For my part, I’ve learned a ton, met a ton of awesome people, gained 15 new Twitter followers and counting, have a completely re-imagined opening to an MS I was sure was done, and have a query that may actually get some sort of reaction.

But, what I’ve REALLY learned is something on the art of advice giving.

As I was going through my own process, wherein I got some fabulous reactions to my writing and was able to work with them, I saw most people taking the opportunity to tell me what they thought I should do instead, to the point that some were modifying my voice to suit their monologue. At times this is helpful because I know they’re wrong, but I have an innate reaction of ‘No, but it should be…’ so that got me far. What got me farther was a post that told me what reaction I WAS managing to give.

That really struck a chord with me. It was so different that I was able to see my own query for what it was and what I wanted it to be instead.

So, I took that to the 1st 250 Word forums where folks post the smallest snippet of their precious manuscript, the 1st 250 words and wait for folks to give them feedback they can use. I had started there doing what everyone else was doing, telling them what I think they should do instead, but trying VERY hard not to change their voice for them.

And that’s when I remembered the single most valuable exercise a very patient and amazing beta reader did for me. He went through and marked up places and told me what he thought they meant. (He also counted the syllables in my first 250 words and made a chart, but I did not take it to this extent.) I DID however, go through the 250 words and told people the things that this small amount of words told me, with no presuppositions from their query or anything else.

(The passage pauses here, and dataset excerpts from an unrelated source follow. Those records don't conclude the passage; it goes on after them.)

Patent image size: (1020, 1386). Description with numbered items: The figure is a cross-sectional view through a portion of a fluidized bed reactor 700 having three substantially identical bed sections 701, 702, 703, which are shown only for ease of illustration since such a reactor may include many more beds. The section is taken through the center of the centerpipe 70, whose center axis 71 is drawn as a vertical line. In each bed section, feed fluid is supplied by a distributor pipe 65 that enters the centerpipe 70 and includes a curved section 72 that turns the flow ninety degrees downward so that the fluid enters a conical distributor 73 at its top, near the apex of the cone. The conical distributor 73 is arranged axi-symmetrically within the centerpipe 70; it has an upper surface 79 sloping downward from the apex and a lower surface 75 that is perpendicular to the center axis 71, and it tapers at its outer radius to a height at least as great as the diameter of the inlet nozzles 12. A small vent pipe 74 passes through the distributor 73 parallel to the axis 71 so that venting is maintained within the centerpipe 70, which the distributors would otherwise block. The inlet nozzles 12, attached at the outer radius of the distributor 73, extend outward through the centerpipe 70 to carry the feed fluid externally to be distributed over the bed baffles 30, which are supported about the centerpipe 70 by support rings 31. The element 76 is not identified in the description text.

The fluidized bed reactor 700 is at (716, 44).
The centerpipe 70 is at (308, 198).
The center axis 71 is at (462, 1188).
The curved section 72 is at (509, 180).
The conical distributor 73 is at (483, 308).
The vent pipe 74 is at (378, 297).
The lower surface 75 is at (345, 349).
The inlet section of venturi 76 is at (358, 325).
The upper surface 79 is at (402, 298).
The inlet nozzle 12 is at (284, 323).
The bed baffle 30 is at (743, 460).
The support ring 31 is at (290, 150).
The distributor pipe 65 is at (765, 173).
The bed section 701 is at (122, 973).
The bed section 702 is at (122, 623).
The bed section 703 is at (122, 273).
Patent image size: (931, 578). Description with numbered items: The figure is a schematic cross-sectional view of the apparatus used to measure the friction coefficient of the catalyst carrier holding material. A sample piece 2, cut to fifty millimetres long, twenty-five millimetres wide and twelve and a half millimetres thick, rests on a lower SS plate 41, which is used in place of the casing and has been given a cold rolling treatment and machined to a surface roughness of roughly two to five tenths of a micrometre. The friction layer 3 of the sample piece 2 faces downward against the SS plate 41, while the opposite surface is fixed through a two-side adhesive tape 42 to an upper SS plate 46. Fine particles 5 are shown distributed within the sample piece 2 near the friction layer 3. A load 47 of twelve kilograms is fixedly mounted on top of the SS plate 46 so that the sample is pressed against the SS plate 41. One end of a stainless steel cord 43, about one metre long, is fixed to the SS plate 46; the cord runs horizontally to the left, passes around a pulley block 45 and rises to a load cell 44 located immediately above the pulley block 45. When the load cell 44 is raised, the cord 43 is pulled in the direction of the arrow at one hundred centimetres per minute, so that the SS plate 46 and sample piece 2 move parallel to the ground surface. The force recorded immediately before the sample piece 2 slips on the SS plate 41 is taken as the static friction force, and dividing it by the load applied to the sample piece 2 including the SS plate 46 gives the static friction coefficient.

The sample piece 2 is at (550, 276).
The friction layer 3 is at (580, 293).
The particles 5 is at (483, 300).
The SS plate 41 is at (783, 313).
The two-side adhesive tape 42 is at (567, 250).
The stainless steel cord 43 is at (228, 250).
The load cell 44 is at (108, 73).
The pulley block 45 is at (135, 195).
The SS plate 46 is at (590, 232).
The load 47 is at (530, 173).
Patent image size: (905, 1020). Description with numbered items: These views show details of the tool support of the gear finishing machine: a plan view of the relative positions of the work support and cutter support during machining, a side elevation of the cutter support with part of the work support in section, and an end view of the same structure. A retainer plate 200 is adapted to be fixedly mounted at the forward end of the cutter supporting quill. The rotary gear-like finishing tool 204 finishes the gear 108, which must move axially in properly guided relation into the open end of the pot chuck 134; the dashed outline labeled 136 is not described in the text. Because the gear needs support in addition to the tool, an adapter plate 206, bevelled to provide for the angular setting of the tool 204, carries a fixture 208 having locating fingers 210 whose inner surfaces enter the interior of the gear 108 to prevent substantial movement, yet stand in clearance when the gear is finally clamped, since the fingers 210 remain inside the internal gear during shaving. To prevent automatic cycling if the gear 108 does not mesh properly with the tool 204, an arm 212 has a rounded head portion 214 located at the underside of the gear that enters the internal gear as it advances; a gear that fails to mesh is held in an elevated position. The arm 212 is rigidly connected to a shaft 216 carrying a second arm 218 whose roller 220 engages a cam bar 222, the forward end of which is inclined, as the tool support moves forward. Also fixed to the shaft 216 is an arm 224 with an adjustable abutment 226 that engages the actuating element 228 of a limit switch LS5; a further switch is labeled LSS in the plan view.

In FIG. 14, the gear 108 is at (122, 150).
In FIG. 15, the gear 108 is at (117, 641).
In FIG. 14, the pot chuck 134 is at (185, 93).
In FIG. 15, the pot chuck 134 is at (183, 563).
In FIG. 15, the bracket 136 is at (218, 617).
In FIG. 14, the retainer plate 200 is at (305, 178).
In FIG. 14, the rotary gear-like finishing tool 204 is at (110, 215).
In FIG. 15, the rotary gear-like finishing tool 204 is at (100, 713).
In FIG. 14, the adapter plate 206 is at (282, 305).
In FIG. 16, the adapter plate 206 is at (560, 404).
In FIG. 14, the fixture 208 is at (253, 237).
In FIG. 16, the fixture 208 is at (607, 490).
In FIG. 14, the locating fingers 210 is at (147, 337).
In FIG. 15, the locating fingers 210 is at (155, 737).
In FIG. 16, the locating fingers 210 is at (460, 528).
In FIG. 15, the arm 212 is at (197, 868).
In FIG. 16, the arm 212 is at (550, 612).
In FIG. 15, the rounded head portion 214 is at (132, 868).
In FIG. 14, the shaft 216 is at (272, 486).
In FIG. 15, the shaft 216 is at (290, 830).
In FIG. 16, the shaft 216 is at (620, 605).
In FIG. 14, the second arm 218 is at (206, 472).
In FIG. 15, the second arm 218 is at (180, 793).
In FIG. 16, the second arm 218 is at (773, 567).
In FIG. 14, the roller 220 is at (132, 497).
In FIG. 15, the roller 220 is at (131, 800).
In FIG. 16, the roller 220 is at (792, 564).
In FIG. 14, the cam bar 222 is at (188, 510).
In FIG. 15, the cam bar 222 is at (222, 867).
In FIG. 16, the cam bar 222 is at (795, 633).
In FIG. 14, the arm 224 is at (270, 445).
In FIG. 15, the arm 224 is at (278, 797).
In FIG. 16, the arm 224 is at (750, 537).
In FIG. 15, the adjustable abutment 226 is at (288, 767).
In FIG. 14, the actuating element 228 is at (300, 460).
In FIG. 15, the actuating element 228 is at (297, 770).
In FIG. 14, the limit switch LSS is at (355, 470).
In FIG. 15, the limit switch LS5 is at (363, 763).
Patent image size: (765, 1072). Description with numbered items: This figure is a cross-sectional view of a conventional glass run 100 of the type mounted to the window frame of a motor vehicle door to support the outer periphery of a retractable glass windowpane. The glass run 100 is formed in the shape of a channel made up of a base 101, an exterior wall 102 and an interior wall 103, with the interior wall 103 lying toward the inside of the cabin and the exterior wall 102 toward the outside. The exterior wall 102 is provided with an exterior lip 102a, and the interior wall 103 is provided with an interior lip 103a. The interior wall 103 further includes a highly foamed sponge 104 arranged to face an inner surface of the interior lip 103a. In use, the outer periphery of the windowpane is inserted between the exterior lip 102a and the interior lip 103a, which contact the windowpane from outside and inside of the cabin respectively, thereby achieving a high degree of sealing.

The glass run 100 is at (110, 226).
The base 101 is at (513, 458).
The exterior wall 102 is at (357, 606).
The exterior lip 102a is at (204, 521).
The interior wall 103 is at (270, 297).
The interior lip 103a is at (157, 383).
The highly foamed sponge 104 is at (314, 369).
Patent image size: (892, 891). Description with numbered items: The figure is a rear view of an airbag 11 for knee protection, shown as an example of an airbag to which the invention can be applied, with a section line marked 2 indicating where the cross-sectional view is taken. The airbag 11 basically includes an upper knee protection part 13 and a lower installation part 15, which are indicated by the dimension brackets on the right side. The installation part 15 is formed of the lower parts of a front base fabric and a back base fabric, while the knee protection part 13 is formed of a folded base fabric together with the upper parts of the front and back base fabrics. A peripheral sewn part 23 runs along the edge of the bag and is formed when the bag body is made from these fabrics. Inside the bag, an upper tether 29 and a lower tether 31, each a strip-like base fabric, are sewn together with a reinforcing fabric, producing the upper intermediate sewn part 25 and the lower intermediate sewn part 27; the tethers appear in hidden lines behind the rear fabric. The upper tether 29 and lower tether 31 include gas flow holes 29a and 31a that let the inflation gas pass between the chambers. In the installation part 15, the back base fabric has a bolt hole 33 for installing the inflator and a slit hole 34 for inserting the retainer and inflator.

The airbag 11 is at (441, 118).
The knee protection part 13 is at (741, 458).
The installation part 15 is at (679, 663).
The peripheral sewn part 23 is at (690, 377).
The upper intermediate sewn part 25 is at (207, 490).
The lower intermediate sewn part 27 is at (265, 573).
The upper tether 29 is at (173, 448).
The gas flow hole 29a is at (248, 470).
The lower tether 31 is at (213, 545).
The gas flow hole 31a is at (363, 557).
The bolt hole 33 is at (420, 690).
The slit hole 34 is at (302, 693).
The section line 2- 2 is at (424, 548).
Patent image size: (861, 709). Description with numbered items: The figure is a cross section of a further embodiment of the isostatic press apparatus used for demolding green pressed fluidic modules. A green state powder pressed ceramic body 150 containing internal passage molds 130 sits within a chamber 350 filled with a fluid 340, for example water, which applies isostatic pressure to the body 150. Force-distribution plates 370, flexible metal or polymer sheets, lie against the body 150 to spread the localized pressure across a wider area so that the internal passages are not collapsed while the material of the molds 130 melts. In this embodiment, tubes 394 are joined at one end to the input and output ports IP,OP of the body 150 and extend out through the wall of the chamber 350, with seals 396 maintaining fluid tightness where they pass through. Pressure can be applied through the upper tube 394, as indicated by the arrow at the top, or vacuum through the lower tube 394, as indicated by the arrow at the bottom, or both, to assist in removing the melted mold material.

I’d follow it of course, with a small note on my emotional reaction overall. I also tried very hard to point out the Biases I knew I brought to the reading so they wouldn’t impact the writer too much.

I got a great reaction from this. I think for the same reason I got so much from the advice giver that helped me the most, there’s a lot of noise about what other people would do in my shoes.

Writing is not about what other people think, it’s about what they feel and see as they’re reading your words. Sometimes you do what you’re trying to do, sometimes you fail miserably, sometimes you fail at English. Those first few words are important because they describe the boundaries of the rabbit hole I’m trying to suck you into.

So, here’s my advice on what you should do if you’re trying to help someone with writing. Try not to tell them what you think they should do, try to tell them what they are doing in a way that lets them see what they want to fix.